Riedel estimates she's made about 400 scrub tops over the years for the Rainbow nurses. She recently filled orders for 19 tops with holiday prints, such as snowmen or Peanuts characters.
Riedel thinks the kid-friendly prints help the ER's scared children connect with their caregivers.
"When a child is in the ER, there's a lot of strangers in there with them. If they see a nurse with a Charlie Brown top on, they'll feel more relaxed," Riedel says. "It gives me pleasure to do that."
My daughter, my co-author
When Dr. Tommaso Falcone decided to include a section about nutrition in the second edition of his book on infertility, he only had to look across the dining room table for help.
The chairman of the Cleveland Clinic's Ob/Gyn & Women's Health Institute turned to his daughter, Tanya Falcone, a graduate student in nutrition and dietetics at Kent State University.
Father and daughter spent about a year going through the concepts for the book. Then the young woman wrote a chapter on nutrition and supplied menus for the appendices.
Falcone says he learned a little bit about his daughter as the two worked together.
"She is the type of person who has her own ideas," about the medical part of the book, Falcone says. When he would raise questions about some of her ideas, "she was quite firm."

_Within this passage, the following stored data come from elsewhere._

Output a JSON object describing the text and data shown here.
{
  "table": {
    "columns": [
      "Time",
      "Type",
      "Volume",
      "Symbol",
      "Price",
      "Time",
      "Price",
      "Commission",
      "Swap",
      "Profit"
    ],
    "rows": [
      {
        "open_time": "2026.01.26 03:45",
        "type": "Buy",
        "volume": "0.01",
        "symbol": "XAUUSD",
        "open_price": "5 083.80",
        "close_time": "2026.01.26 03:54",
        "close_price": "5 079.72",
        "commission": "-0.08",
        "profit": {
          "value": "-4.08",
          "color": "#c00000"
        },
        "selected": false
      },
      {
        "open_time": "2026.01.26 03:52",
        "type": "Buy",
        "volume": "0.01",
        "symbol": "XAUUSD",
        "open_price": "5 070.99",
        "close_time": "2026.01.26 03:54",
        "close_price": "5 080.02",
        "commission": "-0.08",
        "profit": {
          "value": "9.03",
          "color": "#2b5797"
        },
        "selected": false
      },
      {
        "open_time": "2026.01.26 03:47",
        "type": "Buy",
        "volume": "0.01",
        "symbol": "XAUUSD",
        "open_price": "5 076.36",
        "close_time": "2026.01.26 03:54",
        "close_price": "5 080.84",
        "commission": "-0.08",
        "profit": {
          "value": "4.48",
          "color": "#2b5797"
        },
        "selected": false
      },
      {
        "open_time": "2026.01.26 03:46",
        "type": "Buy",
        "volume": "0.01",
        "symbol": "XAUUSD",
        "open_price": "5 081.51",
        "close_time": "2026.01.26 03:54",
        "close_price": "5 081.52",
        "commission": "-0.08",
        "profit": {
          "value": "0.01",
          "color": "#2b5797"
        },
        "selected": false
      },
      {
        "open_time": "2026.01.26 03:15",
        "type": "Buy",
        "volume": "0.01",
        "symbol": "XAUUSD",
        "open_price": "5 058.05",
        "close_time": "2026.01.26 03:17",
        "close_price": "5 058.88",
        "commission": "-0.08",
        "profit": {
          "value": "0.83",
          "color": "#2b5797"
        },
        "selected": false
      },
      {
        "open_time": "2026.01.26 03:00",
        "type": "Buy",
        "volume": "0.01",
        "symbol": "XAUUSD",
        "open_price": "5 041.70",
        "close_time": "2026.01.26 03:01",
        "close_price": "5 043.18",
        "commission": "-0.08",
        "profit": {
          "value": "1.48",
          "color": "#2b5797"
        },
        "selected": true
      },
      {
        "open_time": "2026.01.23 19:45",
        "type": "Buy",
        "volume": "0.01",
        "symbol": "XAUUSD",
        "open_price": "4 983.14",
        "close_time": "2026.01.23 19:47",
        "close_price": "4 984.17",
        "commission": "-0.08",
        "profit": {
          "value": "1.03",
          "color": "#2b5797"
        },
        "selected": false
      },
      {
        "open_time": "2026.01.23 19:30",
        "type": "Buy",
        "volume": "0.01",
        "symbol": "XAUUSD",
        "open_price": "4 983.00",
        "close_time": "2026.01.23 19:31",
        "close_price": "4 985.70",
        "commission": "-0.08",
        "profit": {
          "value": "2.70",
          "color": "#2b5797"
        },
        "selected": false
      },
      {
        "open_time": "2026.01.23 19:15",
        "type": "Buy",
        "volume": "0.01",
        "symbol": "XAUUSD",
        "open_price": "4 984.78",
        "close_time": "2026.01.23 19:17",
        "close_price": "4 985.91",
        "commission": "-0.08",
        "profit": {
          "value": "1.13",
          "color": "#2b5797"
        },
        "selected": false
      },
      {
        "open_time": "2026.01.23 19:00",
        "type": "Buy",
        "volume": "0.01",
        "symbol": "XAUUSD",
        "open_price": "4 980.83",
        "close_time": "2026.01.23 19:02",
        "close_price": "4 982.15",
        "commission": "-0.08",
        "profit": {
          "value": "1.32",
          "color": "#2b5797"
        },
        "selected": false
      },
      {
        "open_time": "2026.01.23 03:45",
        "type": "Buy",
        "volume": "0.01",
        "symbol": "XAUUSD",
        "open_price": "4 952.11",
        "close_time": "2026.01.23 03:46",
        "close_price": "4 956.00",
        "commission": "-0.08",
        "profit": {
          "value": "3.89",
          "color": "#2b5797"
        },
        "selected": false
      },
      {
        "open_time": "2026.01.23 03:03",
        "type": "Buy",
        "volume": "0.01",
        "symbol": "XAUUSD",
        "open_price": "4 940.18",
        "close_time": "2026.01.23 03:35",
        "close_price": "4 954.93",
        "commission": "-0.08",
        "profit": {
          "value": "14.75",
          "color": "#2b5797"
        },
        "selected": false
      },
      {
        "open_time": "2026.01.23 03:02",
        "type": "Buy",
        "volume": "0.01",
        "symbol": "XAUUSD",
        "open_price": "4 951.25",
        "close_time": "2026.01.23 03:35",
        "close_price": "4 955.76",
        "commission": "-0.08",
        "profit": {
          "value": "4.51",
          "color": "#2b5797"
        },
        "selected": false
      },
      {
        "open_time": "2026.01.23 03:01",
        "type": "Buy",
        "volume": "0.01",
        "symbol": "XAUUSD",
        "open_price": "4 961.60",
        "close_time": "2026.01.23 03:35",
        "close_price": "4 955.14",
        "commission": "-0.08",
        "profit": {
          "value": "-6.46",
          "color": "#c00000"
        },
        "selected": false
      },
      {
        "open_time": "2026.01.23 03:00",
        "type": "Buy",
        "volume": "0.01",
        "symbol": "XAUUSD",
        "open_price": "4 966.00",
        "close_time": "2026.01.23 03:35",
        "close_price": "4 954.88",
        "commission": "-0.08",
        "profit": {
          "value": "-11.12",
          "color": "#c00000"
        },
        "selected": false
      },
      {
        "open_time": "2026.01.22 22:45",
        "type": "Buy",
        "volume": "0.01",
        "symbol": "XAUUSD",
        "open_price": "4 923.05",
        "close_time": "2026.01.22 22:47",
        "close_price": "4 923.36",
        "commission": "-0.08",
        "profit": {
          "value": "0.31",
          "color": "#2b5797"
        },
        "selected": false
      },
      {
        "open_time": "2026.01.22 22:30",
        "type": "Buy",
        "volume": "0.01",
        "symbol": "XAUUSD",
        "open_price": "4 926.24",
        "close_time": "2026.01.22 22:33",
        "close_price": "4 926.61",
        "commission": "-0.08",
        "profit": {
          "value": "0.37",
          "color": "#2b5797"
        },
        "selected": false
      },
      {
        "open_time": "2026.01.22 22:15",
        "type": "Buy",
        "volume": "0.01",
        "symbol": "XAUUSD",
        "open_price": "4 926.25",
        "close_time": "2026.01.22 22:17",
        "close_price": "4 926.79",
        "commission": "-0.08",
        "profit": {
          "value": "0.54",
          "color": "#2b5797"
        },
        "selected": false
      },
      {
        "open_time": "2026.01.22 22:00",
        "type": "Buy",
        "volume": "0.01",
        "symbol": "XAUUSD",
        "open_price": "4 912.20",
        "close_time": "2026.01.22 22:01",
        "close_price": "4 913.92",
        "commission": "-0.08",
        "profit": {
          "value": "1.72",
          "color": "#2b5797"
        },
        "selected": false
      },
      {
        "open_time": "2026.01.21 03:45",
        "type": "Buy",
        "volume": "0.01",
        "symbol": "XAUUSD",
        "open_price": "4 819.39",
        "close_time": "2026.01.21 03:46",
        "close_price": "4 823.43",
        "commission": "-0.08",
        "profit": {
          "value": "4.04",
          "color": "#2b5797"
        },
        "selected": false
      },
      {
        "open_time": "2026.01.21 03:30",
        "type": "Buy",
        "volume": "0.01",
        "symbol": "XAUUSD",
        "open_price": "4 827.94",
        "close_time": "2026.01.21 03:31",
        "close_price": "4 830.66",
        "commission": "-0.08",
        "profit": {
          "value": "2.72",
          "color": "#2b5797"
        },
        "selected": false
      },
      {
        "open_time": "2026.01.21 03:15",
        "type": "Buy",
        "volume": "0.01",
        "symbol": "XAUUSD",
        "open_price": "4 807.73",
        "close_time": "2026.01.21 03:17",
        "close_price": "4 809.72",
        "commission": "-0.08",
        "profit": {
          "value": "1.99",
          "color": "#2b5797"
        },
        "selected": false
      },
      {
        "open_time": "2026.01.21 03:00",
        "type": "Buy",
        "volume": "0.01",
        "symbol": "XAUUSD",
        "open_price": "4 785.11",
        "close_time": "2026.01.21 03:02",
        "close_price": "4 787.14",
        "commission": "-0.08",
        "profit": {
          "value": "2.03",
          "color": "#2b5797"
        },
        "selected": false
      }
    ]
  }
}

Falcone describes his book, "The Cleveland Clinic Guide to Infertility," as an expanded version of information he would tell patients during their first office consultation.
Nutrition is "a very important part of fertility enhancement," he says, particularly because excessive weight is one of the four main causes of infertility. Eating well also is something the patient has direct control over, he says.
"With most other things, I am controlling the most intimate aspects of their lives," Falcone says. "This is something that they can do."
Tell me about it
It's National Hospice Awareness Month, and Hospice of the Western Reserve is marking the observance by telling stories about hospice and inviting others to share their own.
Every day in November, the hospice is posting a new story on its Web site.
There, you also can download brochures about hospice's services and planning for end-of-life, and find links to information about advocacy at the state and national levels.
The hospice stories reflect the experiences of the staff and volunteers.
Like the story about an information-services worker who spent half a workday and a Friday night to help a dying patient set up Skype, an Internet communication service that allowed the patient to talk to his loved ones all over the country. It was the young patient's final wish.
To read the stories -- or tell one of your own -- go to the Web site and click on the large brown box at the bottom of the page.
Hospitals in the news
High-profile patients who have been treated at Cleveland's big hospitals have been grabbing the national television spotlight in recent weeks.
On Nov. 11, talk-show host Oprah Winfrey broadcast her interview with Charla Nash, the Connecticut woman hospitalized at the Cleveland Clinic after being mauled by a chimp. Nash arrived at the Clinic in February, three days after a friend's 200-pound chimp tore off much of her face and hands.
That same day, ABC's Nightline program broadcast a story reported at University Hospitals Case Medical Center on adults developing serious cases of H1N1, or swine, flu.
On Nov. 13, ABC's 20/20 featured a story on Johanna Orozco, the Cleveland teen who was shot in the face by her ex-boyfriend, with video and interviews of the trauma doctors who treated her at MetroHealth Medical Center.